Pienso ahora que pocas enfermedades hay como las de los ojos tan mediadas por la moda y el mercado: las lentes y sus monturas nos invitan a nuevas revisiones, y a mayor graduación nuevo modelo de gafas, chin-chin, ahora dos por uno, unas son para ti y otras para quien quieras tú. Los oftalmólogos, además, como apunta Halfon, "son como matemáticos o artistas": "Salvo su vertiente quirúrgica, el oculista sólo trata con cifras, cristales, transparencias.

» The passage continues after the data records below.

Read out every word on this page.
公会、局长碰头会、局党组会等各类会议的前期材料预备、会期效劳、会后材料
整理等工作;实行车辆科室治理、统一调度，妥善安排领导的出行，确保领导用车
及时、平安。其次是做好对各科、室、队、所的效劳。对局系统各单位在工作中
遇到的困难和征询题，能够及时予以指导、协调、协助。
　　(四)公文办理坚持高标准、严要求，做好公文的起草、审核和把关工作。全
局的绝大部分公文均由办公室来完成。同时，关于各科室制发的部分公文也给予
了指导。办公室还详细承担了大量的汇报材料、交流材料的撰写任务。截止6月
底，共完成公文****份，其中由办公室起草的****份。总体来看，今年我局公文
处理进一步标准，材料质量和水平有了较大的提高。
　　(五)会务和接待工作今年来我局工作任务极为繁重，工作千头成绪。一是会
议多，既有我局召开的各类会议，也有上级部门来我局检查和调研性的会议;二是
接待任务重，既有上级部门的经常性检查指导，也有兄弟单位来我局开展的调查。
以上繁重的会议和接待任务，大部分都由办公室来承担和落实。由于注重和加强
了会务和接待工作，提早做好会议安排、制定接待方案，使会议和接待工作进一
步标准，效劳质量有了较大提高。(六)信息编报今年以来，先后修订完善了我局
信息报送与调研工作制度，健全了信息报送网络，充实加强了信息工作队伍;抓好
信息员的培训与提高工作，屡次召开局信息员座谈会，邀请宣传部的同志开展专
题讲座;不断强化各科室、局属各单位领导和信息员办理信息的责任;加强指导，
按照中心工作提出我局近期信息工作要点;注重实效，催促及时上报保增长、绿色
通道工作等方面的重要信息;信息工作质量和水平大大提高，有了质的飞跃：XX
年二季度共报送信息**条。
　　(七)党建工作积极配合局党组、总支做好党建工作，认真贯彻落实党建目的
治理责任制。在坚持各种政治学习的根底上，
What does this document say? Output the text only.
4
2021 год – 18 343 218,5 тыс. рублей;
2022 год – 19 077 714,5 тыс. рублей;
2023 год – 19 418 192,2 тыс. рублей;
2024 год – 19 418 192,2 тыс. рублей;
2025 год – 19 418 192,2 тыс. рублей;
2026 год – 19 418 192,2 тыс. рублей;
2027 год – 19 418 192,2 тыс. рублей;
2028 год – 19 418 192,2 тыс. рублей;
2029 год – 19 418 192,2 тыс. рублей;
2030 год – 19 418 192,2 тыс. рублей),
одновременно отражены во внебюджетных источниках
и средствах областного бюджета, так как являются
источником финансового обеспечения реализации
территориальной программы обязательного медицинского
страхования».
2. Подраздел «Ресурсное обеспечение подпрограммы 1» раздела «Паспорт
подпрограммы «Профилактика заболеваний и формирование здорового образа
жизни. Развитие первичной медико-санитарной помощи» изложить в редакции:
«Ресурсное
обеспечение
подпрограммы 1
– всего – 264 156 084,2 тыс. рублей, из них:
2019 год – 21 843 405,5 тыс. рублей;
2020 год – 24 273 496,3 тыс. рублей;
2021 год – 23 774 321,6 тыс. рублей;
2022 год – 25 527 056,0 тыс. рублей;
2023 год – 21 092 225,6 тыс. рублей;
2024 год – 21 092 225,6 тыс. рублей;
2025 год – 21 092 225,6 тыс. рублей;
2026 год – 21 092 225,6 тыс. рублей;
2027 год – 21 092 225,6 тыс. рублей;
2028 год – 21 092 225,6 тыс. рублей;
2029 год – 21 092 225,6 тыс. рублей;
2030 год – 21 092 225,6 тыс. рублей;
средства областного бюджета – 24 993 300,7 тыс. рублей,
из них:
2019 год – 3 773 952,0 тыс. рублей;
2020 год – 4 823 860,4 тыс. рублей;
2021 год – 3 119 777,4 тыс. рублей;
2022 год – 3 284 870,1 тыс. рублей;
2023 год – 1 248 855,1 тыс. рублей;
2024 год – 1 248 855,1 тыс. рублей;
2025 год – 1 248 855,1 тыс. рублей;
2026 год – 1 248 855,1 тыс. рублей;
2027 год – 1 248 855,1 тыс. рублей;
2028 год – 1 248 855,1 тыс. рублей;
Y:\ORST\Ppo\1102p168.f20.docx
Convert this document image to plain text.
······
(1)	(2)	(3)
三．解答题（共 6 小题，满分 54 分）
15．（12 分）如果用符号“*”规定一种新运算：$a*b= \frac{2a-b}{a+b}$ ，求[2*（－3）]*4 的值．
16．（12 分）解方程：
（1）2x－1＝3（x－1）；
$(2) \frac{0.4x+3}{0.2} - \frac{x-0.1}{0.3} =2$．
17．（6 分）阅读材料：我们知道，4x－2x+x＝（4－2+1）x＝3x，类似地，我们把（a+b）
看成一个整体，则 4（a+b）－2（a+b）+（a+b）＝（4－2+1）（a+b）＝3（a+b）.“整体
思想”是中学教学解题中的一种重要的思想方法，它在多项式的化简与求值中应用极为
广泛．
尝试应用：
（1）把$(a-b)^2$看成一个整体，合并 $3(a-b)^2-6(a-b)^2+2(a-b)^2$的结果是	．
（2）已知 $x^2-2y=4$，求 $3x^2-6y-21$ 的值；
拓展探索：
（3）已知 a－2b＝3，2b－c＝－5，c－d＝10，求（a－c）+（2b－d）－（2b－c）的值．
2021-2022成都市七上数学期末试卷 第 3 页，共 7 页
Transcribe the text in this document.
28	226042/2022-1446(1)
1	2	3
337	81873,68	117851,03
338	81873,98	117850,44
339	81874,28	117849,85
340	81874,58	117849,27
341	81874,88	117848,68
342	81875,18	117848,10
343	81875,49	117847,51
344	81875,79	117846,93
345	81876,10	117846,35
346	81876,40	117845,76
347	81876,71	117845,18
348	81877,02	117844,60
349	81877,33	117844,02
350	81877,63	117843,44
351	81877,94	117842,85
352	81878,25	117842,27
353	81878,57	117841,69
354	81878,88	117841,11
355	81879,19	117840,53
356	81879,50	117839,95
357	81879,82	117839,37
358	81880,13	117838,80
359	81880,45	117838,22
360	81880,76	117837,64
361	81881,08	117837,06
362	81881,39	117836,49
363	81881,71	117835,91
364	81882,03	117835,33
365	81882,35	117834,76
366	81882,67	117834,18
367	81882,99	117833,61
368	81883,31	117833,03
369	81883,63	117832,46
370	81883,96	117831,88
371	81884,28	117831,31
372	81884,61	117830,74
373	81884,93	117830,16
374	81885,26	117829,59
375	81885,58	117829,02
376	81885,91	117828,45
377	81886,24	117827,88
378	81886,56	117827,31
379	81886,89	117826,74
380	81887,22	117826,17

Es la estilización de la medicina". La visita a la óptica puede ser, incluso, emocionante. Y sin embargo, cuán violento se nos hace ver al tuerto, al ciego de la mirada manchada o los ojos desviados ("tengo la impresión de que la disminución visual, cuyo último eslabón es la ceguera, es una caída hacia adentro de la persona"). Halfon nos clava agujitas en este libro, nos recuerda el valor de nuestra historia clínica como relato y también lo relativo de la normalidad: con el paso del tiempo casi todos padecemos presbicia –esto es, vista cansada– y son entonces menos los que no llevan gafas que los que las llevan.